My math is crude & needs adjusting for delays in death, but it doesn’t change fact that we’re talking about a lot of death yet to come unless we keep flattening the curve.
So while the Stanford study will provide some joy to anyone who reaches for every bit of evidence that SARS2 is not that scary a virus, we need to be careful that we aren’t just seeing what we want to see in a very uncertain data set.
I’ve shown you that the flaws in such a study could make a bullet to the head seem less dangerous than it is. Such a study can certainly make a lethal virus, one that may only kill 1% of those it infects, seem 10 times less dangerous. But that doesn’t make the study right.
To find out how lethal the virus really is, we’ll need larger studies with more accurate tests. We not have more accurate tests, which means that we may have to wait until the virus has spread more before knowing its lethality with more confidence.
For example, if number of positive cases Stanford found among 3330 test subjects was 600, then difference between a 0.1% and 2% false-positive rate wouldn’t have mattered. 0.1% would mean 3 of the 3330 get a false-positive result, and a 2% rate would mean 66 do.
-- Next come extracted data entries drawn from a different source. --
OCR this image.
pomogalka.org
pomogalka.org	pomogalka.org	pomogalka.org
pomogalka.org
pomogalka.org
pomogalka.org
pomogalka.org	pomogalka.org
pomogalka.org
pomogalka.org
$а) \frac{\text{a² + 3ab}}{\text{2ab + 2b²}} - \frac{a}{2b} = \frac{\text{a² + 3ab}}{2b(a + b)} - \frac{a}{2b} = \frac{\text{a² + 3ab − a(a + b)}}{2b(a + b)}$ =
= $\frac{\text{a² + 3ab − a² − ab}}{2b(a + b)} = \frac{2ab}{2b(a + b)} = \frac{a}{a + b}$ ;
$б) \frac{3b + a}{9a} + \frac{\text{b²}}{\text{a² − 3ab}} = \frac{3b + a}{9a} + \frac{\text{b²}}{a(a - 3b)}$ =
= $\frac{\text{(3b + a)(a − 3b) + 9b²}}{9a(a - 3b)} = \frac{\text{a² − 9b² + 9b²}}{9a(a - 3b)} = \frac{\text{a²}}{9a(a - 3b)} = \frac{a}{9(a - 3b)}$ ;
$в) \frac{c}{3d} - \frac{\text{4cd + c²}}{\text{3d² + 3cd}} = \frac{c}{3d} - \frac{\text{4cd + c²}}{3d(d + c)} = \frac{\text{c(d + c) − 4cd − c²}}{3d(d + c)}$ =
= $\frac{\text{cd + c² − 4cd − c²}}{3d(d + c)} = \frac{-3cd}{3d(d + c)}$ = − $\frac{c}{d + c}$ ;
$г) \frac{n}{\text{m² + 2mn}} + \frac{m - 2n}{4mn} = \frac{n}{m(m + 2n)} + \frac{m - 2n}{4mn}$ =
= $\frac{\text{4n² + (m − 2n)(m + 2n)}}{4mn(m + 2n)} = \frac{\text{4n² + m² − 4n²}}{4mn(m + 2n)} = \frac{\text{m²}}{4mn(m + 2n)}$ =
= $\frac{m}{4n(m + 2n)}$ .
So that would mean that we could be sure that there were at least 540-597 positives among the 3330 (and that’s not adjusting for false-negatives, which is another story but not that significant). So we would then know that 16-18% of everyone was infected.
And if there really were only 100 deaths in Santa Clara out of an estimated 16% of everyone infected, then we could say that the lethality was tiny. But sadly they didn’t find a lot of positives. They found so few that most of them could have been caused by false-positives.
And even the true-positives could have been enriched in the group they tested because they didn’t test the population at random but rather asked volunteers to step forward.
So it’s going to take other studies with more accurate tests (not clear yet if we have any more accurate) done on random samplings of people and maybe at a time when the virus has spread more widely before we really know its lethality.
Until we know, it’s a reflection of each our priorities whether we choose to wishfully believe SARS2 is less lethal or approach these early data with caution and act as if it’s dangerous (which means social distancing, masks, wash hands, work on treatments and vaccines).
Need to characterize a test well enough that we know its specificity w/ more precision. Let’s say narrow it to 99.1-99.2%. Then select 3000 people at random & test. That would yield a useful answer. If see 50 positives, would know half are, so have a 0.8% infection rate.